B.  Les demandes de divulgation de documents de la société américaine

a)  Introduction

[64]  Dans sa requête, Mme Peters sollicite la divulgation des documents suivants d’UPS USA :

  1. Les documents traitant du nombre de plaintes pour harcèlement sexuel reçues par UPS USA en interne et à l’externe qui se sont traduites par des poursuites aux États-Unis;
  2. Les documents traitant du nombre d’enquêtes informelles menées par UPS USA en matière de harcèlement sexuel, du nombre d’enquêtes ayant abouti à une constatation de harcèlement sexuel, des sanctions appliquées et des indemnités accordées, le cas échéant;
  3. Les documents traitant de l’issue des poursuites découlant de plaintes externes pour harcèlement sexuel déposées contre UPS USA;
  4. Les documents traitant de l’évolution des politiques et pratiques en matière de harcèlement sexuel au fil des ans, et comportant suffisamment de détails pour permettre de déterminer dans quelle mesure les pratiques élaborées aux États-Unis ont été adoptées par la filiale canadienne.

b)  La position d’UPS

[65]  UPS renvoie aux observations qu’elle a formulées au sujet d’UPS Canada relativement à ces demandes. Elle a aussi présenté des observations particulières concernant les demandes de documents américains.
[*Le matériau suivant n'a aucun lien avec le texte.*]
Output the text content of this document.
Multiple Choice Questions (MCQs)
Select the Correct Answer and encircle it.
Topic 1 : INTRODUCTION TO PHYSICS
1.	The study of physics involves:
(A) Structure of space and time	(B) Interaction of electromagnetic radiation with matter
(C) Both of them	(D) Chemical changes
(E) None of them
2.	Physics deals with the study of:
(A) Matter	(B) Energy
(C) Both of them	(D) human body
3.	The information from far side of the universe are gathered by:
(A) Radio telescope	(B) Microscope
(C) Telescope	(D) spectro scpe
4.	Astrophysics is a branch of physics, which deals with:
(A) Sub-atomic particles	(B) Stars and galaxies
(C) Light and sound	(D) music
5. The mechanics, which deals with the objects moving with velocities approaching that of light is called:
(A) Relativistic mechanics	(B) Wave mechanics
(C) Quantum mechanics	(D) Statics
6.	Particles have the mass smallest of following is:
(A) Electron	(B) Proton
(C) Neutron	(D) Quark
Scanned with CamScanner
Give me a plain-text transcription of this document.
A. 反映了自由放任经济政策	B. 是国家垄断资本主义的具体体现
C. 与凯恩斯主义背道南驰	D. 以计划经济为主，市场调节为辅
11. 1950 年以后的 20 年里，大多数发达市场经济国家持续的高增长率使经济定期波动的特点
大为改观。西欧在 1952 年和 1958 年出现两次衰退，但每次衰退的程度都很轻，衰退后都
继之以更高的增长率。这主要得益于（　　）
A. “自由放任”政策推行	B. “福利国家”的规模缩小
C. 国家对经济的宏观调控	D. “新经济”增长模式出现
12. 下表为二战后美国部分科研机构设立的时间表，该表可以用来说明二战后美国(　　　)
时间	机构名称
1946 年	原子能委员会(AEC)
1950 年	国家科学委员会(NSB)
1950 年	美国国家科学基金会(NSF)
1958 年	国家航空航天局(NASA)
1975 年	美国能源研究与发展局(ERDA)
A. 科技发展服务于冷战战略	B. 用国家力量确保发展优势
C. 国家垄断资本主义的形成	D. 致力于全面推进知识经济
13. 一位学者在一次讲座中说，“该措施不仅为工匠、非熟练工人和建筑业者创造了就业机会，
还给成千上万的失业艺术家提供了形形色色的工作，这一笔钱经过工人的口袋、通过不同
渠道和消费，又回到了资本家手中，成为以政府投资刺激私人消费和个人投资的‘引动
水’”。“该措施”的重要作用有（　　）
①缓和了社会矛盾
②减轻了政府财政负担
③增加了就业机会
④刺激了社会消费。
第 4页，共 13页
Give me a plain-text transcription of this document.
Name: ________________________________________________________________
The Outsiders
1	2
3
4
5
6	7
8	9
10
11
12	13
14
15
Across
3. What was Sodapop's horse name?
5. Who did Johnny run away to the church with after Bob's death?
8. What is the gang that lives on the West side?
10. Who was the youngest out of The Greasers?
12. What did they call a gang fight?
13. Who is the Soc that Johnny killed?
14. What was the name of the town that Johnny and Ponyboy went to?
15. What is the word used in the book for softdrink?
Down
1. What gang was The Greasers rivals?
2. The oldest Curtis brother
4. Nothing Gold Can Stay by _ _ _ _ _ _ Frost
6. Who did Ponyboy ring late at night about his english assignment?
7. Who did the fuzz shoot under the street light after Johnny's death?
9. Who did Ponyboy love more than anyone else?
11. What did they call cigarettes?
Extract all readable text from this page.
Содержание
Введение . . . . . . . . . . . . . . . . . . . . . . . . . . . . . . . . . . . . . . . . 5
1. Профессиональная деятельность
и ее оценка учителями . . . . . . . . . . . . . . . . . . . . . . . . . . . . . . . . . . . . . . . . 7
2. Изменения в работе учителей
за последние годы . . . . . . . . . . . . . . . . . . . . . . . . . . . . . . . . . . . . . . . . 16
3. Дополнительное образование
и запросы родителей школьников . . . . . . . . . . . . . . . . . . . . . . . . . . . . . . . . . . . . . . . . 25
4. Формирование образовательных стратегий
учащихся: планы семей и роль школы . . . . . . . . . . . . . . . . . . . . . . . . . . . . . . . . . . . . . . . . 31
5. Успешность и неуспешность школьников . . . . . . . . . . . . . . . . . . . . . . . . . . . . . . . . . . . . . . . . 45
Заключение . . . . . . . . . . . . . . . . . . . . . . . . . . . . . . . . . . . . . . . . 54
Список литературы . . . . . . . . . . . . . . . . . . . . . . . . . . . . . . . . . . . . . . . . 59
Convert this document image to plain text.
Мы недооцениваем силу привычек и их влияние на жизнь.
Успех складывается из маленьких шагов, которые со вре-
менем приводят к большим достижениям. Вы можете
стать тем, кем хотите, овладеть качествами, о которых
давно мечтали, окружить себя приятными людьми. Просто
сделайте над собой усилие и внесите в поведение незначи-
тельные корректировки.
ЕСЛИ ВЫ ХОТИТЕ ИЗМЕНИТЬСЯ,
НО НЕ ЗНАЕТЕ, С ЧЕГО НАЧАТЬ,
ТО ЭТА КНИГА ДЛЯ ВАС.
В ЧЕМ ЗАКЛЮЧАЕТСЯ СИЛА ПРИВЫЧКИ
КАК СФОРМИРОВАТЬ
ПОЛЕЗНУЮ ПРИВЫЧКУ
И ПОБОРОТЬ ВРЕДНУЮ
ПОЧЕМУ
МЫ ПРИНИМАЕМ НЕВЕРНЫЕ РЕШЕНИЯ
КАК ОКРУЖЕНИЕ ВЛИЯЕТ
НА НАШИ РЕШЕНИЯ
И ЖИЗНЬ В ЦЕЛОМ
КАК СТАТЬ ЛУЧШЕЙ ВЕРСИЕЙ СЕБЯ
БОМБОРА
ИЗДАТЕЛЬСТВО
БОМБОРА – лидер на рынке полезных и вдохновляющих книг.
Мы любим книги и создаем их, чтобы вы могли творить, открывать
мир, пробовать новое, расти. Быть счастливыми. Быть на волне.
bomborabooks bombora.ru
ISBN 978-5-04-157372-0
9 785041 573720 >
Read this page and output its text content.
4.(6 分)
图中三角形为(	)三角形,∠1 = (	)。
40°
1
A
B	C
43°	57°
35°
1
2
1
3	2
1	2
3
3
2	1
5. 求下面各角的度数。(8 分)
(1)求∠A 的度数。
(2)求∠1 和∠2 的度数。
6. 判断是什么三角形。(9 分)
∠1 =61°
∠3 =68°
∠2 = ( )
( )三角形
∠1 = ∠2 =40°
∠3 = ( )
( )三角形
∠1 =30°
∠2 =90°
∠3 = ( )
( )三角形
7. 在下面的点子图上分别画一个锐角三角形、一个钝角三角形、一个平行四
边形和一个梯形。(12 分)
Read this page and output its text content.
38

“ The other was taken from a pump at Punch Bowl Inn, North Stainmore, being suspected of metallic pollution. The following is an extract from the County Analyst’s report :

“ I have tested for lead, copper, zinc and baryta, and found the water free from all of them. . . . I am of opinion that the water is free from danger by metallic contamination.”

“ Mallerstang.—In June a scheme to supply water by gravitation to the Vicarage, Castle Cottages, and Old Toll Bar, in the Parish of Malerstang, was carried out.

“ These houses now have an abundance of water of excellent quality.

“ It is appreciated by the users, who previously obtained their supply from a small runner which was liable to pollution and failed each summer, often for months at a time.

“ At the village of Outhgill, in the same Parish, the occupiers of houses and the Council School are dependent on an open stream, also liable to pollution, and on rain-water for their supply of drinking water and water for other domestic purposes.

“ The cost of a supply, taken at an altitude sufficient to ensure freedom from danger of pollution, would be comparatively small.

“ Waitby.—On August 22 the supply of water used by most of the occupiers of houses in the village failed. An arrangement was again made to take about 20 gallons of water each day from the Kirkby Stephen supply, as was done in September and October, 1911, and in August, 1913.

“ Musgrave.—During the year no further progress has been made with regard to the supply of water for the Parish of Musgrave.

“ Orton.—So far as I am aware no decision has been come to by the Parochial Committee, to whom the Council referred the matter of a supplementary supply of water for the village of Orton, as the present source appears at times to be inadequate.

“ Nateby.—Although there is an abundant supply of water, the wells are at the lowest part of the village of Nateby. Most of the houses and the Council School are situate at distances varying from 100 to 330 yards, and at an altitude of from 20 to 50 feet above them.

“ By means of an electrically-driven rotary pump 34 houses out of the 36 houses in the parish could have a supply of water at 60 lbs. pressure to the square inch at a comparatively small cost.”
[66]  UPS explique être une société distincte de UPS USA, constituée au Canada il y a plus de quarante ans et ayant son propre conseil d’administration, sa propre direction, son service des ressources humaines et son service du contentieux. Elle soutient qu’elle possède ses propres politiques, qu’elle applique en tenant compte du cadre juridique et législatif canadien.

[67]  Selon UPS, Mme Peters ne prétend pas que UPS USA est fautive ou qu’elle prend part à la discrimination ou au harcèlement systémiques qu’aurait pratiqués UPS. Celle‑ci relève l’absence d’éléments de preuve indiquant qu’UPS USA exerce un contrôle quelconque sur les mesures prises par UPS pour se conformer à la Loi.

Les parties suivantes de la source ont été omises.